尖閣をまもる秘策あり㊦ 日本でなく福建の領土問題を論じよう 長崎純心大学准教授 石井 望

 この六月三日の共同通信電によると、「中國國家圖書館」は「釣魚島文獻圖籍録」といふ史料集を編纂出版するさうである。この種の宣傳(せんでんせん)に多くの日本國民は困惑してゐる。反駁すれば領土問題が存在することになるし、反駁しなければ言はれ放題となる。日本も對抗して四百八十年にわたる尖閣史料集を出版すれば良いのだらうか、それとも無視すれば良いのだらうか。

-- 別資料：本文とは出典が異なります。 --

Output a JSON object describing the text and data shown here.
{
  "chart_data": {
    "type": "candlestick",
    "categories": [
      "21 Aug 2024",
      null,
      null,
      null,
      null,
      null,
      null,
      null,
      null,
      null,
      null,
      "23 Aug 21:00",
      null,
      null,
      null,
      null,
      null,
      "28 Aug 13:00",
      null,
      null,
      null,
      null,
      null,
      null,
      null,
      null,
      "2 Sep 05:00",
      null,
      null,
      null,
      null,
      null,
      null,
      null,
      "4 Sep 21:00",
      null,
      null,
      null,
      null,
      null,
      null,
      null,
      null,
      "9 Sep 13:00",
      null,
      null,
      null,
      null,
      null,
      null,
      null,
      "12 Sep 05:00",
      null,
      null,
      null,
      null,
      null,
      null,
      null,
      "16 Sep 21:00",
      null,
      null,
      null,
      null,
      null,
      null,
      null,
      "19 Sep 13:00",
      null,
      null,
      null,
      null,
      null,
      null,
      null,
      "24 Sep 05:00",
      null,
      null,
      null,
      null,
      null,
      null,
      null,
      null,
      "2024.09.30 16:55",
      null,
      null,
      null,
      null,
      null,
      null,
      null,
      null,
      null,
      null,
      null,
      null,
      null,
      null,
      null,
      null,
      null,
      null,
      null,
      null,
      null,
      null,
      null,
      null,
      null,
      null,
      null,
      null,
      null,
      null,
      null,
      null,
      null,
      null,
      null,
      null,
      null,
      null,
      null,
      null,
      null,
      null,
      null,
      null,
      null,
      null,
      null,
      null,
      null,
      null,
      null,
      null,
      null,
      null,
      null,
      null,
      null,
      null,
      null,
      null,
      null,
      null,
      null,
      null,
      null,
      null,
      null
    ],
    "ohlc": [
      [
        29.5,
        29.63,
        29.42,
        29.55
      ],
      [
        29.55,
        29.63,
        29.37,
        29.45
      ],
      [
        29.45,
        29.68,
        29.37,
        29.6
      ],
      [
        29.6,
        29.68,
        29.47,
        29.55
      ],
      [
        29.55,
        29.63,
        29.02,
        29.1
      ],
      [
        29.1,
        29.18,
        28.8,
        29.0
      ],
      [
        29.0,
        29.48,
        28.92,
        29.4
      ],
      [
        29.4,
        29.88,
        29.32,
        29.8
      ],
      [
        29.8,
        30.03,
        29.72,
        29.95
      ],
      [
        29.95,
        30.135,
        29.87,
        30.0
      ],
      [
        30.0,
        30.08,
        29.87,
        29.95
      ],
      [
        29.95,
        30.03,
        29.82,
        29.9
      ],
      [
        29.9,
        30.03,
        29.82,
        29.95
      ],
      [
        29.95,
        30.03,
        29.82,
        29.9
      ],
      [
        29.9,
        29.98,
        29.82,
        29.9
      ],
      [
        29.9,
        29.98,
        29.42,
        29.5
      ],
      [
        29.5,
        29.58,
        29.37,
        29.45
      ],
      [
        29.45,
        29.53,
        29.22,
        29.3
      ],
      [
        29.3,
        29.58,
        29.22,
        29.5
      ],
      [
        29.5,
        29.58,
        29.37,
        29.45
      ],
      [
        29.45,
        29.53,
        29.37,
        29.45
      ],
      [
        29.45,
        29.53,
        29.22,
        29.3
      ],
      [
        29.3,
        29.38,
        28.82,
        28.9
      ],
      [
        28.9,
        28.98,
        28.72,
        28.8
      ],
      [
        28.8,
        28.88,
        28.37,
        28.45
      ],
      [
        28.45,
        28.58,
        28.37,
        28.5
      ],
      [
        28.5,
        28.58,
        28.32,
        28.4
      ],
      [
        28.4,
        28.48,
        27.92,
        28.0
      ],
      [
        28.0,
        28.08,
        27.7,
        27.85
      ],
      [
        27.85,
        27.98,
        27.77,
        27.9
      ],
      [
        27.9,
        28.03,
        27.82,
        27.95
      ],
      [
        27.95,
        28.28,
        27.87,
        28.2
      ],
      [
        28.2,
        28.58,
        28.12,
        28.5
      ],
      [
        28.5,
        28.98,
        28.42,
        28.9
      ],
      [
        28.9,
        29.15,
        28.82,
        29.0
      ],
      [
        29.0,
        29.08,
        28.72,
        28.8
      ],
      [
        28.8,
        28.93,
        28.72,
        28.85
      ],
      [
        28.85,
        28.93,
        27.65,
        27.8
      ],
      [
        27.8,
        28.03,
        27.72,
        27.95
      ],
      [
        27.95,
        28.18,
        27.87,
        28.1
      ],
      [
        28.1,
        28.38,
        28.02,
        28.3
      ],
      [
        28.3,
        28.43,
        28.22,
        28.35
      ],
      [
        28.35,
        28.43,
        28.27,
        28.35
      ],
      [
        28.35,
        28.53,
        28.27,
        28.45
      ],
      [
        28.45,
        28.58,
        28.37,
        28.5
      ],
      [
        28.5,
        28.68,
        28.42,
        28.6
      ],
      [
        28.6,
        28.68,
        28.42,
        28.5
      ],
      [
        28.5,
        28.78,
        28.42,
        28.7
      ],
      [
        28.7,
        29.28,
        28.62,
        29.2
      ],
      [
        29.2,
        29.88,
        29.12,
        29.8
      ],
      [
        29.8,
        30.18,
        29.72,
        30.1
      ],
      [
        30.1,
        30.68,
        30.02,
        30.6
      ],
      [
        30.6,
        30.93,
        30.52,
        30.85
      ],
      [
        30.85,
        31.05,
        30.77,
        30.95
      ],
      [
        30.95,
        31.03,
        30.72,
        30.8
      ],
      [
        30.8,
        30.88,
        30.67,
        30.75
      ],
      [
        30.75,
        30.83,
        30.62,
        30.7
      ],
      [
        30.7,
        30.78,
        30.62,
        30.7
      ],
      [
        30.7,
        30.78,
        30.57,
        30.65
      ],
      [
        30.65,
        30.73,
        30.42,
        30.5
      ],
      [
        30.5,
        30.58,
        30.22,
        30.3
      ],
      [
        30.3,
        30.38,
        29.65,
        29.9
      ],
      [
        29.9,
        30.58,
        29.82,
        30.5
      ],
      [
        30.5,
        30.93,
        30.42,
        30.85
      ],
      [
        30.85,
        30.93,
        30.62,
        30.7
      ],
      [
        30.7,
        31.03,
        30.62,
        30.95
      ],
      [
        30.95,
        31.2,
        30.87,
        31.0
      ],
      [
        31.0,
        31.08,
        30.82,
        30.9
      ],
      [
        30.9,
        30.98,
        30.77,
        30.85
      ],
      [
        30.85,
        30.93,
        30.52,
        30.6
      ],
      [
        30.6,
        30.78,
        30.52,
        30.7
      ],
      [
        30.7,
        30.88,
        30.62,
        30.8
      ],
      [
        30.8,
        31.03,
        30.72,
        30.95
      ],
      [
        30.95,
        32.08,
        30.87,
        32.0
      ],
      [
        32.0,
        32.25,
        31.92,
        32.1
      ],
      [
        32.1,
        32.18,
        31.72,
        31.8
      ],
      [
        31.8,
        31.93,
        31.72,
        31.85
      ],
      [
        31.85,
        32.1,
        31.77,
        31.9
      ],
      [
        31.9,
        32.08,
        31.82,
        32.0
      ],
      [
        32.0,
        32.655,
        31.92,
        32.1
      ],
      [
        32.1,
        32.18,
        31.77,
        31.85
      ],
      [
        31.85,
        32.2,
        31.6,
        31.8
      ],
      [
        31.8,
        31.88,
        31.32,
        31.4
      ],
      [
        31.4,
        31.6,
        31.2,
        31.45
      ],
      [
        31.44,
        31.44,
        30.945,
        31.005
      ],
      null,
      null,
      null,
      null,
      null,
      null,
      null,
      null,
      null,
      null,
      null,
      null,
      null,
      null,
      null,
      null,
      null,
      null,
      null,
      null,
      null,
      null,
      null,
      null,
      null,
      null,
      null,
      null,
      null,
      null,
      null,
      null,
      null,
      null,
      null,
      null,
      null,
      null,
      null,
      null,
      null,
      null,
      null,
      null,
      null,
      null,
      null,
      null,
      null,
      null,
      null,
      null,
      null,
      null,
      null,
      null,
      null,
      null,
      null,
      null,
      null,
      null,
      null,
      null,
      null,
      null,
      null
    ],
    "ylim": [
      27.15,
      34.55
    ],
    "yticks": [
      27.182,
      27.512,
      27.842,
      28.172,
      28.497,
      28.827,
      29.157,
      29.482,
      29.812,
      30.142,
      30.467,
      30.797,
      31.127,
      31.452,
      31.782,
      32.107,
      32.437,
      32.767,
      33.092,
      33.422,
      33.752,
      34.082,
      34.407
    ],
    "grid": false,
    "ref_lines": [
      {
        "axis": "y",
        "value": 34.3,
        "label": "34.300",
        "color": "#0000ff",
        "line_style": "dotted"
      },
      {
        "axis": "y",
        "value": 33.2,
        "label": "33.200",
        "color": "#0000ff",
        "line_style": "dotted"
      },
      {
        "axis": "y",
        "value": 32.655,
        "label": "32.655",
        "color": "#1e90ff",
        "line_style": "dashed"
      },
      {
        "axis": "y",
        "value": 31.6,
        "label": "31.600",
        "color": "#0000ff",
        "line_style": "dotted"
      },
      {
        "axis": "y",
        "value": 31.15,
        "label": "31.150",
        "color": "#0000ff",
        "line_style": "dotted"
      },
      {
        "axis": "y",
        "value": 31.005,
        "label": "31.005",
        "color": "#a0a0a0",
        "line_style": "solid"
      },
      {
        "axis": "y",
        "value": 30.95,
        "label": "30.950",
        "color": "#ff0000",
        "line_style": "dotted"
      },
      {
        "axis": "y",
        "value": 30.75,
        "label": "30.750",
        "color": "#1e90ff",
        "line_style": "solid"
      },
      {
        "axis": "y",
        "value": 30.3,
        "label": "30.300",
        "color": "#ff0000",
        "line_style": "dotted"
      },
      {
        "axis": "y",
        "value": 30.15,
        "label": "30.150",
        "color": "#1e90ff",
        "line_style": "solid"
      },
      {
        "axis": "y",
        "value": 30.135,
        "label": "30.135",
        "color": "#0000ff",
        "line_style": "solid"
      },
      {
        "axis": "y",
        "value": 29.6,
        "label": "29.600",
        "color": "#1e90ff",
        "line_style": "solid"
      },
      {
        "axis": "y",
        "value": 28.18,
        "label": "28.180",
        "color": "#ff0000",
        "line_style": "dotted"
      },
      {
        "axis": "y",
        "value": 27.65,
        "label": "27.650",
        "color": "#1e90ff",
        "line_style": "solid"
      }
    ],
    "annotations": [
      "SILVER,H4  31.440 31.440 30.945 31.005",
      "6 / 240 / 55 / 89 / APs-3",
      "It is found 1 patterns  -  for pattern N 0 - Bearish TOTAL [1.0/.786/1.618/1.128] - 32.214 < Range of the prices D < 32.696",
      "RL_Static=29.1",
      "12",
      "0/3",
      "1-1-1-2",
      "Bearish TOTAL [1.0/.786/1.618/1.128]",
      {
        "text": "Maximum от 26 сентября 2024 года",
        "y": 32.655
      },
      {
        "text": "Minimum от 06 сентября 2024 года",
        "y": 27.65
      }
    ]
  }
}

 實は、徹底的に反駁して且つ日本の領土問題にしない妙方がある。それは尖閣史料を論ぜず、福建の海防史料だけを論じることである。チャイナ領土を論じるのだから、日本の領土問題にならない。


 ▽福建の領土線・海防線
 歴代の史料を精査すれば、尖閣の遙か西方に福建の領土線・海防線が存在する。チャイナ側の主張では尖閣は臺灣(たいわん)に屬すると言ふが、清國が臺灣に省を創設したのは明治十八年であり、それ以前では福建省の最前線が臺灣島内のどこまで侵攻してゐたかといふ問題だけである。もちろん線が尖閣に到達したことは一度も無かった。福建領土線・海防線を明らかにすれば、必然的に尖閣はチャイナ國外だと確定する。福建琉球航路の西端を論ずる必要はあるが、尖閣に直接論及する必要度は高くない。福建領土線を示す史料としては、例へば次のやうなものがある。


 西暦1579年、蕭崇業「使琉球録」に曰く、
 「彼の國の夷船、汛期なるを以て、宜しく境上に候ふべし。乃ち戊寅(西暦1578)年、獨(ひと)り爽(たが)ひて至らず」
 と。汛(しん)とは季節風である。年末の季節風に乘って琉球船が福建に來航し、翌年使節船が出航するまで「境上」で伺候するのが通例だったといふ意である。福建海岸の國境から琉球航路への出航を待つのだから、尖閣は必然的に境外である。通例だから二度以上は前例があったことになるが、前の二度は本稿上篇で述べた最古の記録の陳侃(西暦1534年)及び、二番目に古い郭汝霖(西暦1561年)だけである。最古の記録から既に國境は福建海岸であった。


 西暦1606年の夏子陽「使琉球録」に曰く、
 「渡海所用の金銀酒器、共じて二百三十餘兩を以て、これを境上に追送す」
 と。使節船が琉球へ出航する前に、福建の長官が國境附近まで金銀酒器を屆けて來たといふ記述である。もちろん尖閣でなく大陸の海岸だらう。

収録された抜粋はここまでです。